Proposed Trade Swaps Bulls’ Zach LaVine for Oft-Injured Clippers Star

Chicago Bulls

Getty Kawhi Leonard #2 and Paul George #13 of the LA Clippers.

The speculation around Chicago Bulls star Zach LaVine has reached a fever pitch.

“Zach LaVine for Kawhi Leonard,” proposed The Ringer’s Bill Simmons on ‘The Bill Simmons Podcast’ on June 15. “I have them right next to each other in trade value. Kawhi to Chicago? [He] doesn’t like cold weather.”

Bulls get:

– Kawhi Leonard

Clippers get:

– Zach LaVine

“I think the [Los Angeles] Clippers are good,” Simmons said. “I think they’re f****** done with the Kawhi roller coaster and just not knowing stuff and being in the dark.”

Leonard, 31 averaged 23.8 points, 6.5 rebounds, and 3.9 assists this past season while shooting 51.2% from the floor, 41.6% from beyond the arc, and 87.1% from the free throw line – a line which has only been replicated five other times in NBA history, per Stathead. A noted defensive ace, Leonard also averaged 1.4 steals per game.

He averaged 31 points on nearly 52% shooting from the floor over his final six games.

One of the best players in the league when he’s healthy, is one of the rare players whose playoff scoring stats are higher than his numbers in the regular season where he has become the poster child for load management.


Kawhi Leonard’s Injury History Has Hindered Clippers

Leonard has made no more than 57 appearances in any season since 2018-19 when he led the Toronto Raptors to their first NBA title in franchise history.

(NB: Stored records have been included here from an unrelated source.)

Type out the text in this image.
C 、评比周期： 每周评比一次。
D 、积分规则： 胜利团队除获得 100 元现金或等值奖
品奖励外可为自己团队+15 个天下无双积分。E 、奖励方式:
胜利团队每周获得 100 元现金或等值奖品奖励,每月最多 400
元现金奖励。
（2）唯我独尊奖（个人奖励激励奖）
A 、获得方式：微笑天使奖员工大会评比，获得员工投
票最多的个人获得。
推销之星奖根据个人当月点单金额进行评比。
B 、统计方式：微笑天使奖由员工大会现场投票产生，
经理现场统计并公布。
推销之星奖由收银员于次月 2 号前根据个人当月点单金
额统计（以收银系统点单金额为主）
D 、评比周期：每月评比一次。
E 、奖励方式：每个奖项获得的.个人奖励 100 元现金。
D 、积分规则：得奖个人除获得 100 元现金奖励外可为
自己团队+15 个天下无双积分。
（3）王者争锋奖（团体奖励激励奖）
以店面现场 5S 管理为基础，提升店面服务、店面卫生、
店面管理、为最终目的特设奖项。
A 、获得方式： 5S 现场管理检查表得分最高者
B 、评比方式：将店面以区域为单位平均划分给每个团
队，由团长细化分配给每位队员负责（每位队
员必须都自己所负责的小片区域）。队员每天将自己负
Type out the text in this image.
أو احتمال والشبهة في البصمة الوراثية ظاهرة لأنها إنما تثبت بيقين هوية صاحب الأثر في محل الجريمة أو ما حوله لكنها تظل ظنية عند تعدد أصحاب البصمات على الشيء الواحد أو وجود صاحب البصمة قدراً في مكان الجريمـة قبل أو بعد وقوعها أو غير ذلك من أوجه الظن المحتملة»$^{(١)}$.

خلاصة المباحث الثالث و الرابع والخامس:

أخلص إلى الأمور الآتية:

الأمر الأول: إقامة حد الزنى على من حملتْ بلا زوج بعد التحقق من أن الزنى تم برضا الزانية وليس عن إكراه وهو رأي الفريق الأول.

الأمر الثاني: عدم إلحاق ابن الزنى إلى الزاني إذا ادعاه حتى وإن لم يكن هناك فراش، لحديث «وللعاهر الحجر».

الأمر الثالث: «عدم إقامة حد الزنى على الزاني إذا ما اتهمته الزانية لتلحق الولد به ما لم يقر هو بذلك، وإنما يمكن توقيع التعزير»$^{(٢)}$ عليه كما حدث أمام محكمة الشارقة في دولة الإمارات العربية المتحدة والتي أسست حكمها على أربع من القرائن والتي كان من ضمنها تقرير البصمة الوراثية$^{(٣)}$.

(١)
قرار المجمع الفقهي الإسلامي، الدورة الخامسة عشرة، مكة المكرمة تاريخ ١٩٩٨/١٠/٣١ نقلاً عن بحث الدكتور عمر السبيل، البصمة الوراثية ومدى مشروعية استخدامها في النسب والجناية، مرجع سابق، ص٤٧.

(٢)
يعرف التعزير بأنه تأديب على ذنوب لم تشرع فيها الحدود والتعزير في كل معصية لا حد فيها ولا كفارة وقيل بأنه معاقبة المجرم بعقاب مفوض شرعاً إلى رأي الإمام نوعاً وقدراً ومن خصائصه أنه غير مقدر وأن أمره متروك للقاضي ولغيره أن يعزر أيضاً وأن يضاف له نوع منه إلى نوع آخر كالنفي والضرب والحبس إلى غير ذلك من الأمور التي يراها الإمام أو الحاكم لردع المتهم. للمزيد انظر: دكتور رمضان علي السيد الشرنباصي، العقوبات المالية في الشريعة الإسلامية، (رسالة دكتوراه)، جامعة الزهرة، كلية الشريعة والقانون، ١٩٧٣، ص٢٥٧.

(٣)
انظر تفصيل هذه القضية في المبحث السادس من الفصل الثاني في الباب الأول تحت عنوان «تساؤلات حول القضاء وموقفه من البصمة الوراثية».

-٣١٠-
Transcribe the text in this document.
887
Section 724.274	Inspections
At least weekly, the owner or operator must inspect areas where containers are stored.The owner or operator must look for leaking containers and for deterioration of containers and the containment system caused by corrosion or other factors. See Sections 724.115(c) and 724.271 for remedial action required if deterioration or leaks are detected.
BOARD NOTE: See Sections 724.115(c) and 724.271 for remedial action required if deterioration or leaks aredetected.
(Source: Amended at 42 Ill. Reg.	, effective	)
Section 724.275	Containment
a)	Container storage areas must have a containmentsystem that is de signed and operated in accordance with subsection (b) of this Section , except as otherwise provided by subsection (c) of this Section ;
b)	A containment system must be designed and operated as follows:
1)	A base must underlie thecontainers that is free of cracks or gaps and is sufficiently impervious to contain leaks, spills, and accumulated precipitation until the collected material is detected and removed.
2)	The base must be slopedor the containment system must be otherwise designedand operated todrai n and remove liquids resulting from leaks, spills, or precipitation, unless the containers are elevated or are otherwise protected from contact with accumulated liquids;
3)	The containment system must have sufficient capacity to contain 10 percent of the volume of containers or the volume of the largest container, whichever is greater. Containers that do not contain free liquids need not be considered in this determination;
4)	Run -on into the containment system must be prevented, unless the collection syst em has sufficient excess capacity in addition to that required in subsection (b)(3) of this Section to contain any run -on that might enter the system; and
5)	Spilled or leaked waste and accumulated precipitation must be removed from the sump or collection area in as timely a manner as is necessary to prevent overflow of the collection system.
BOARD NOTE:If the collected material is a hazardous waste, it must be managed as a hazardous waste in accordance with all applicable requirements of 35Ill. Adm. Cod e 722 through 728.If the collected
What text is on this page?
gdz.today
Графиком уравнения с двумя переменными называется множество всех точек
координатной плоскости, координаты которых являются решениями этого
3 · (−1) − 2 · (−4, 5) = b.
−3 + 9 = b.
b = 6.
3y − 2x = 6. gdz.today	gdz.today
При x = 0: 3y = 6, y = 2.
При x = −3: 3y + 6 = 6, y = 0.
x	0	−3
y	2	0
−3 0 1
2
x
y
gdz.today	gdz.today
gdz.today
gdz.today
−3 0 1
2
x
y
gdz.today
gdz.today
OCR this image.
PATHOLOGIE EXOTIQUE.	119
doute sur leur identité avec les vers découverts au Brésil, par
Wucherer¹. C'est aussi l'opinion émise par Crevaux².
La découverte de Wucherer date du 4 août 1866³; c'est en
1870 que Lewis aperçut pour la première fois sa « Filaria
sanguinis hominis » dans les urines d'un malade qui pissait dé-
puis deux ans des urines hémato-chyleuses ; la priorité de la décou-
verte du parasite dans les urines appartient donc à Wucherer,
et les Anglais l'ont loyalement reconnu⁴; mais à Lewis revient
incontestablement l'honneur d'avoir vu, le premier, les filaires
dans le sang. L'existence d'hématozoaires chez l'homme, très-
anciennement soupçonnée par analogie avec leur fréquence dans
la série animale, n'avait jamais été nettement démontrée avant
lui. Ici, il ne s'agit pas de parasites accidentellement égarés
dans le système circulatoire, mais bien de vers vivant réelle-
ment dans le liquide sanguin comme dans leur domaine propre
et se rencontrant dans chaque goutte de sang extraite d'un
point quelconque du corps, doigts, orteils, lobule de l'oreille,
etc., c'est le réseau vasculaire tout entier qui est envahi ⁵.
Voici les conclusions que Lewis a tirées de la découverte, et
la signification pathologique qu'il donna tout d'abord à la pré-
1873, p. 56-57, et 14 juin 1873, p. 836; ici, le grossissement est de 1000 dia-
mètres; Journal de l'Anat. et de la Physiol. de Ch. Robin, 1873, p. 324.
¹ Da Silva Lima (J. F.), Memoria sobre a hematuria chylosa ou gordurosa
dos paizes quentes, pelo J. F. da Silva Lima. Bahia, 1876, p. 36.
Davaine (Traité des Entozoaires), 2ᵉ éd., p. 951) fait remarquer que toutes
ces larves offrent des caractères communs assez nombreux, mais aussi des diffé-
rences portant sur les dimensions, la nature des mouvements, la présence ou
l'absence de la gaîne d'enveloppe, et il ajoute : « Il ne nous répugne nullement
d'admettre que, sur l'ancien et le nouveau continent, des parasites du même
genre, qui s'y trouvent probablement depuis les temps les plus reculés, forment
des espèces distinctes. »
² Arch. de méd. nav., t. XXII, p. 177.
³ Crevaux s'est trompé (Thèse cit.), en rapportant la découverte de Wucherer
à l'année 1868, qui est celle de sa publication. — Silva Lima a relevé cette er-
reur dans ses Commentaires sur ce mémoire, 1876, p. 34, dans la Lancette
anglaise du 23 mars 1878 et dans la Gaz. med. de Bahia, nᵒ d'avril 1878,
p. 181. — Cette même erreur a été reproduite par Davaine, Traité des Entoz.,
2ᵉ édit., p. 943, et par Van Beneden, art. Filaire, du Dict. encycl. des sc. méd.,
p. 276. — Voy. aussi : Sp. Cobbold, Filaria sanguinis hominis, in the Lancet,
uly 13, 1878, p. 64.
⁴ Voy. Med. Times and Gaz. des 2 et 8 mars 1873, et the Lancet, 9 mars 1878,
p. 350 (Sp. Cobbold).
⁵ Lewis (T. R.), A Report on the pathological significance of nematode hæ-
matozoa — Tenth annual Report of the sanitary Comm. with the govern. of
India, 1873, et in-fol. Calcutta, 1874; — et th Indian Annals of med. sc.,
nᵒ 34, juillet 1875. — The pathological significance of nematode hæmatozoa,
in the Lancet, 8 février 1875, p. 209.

That includes just 52 appearances this past regular season and a torn meniscus suffered in the Clippers’ first-round series against the Phoenix Suns that caused him to miss their final three games of the series.

Los Angeles is set to foot the second-largest luxury tax bill in the league, per Spotrac, right behind the Golden State Warriors, with over $174 million due in additional payments on top of the second-highest payroll in the league.

The difference between the two rosters is an obvious and critical one: Golden State was able to justify such an exorbitant bill because that lofty spending has yielded four titles.

L.A. has made the Western Conference Finals once in Leonard’s tenure and missed the postseason entirely in 2021-22 when he missed the entire season with a torn ACL. And, as Simmons’ co-host Joe House noted, he also pushed for them to trade Shai Gilgeous-Alexander and a handful of draft picks to the Oklahoma City Thunder for Paul George in 2019-20.

George, 33, has made no more than the 56 appearances he did this past season since arriving.

Los Angeles is 110-51 when Leonard plays (33-19 in 2023-23), per Statmuse. That is a .683 winning percentage, and it could be the biggest driving factor if the Bulls truly wanted to overlook such an extended track record of availability.

He is heading into the third year of a four-year, $176.2 million contract and has a $48.8 million player option for the 2024-25 campaign.

As of last season, Clippers owner Steve Ballmer was America’s richest sports owner, per Axios.

Paying Leonard, an L.A. native, might not be as much of an issue as the new CBA‘s looming punitive measures against those teams who do spend.


Zach LaVine’s Injury History Overblown

LaVine, 28, missed four of the Bulls’ first 11 contests this past season following an arthroscopic procedure during the offseason. He missed just one more contest the rest of the way – the Bulls’ penultimate game of the regular season, a win over the Dallas Mavericks on April 7.

He was solid after that – 25.3 points, 37% 3P – but struggled in his final two regular-season appearances and in the Bulls’ Play-In Tournament loss to the Miami Heat. LaVine has made no fewer than 58 appearances since that injury-shorted 2017-18 season including setting a new high for his Bulls career with 77 appearances in 2022-23 and is three years younger than Leonard.

The issue for Simmons and House was Lavine’s record with the Bulls.

 

LaVine — who lives in L.A. in the offseason — is 146-203 (.418) in six seasons with the Bulls and has only played in four playoff games in his nine-year career. He was injured to begin his career in Chicago, missing the first 42 games of the 2017-18 season.

They are still just 137-188 (.421) with him since his first fully healthy season with some rebuilding teams along the way. The Bulls are 101-101 (.500) with LaVine – who signed a five-year, $215 million contract last offseason – since 2020-21. That has not stopped the Bulls from gauging his trade value which they also did at the trade deadline.

Are the Bulls willing to trade the few additional years of LaVine and risk another star with knee issues for the chance at a higher ceiling now and, perhaps, a salary cap reset after 2024-25?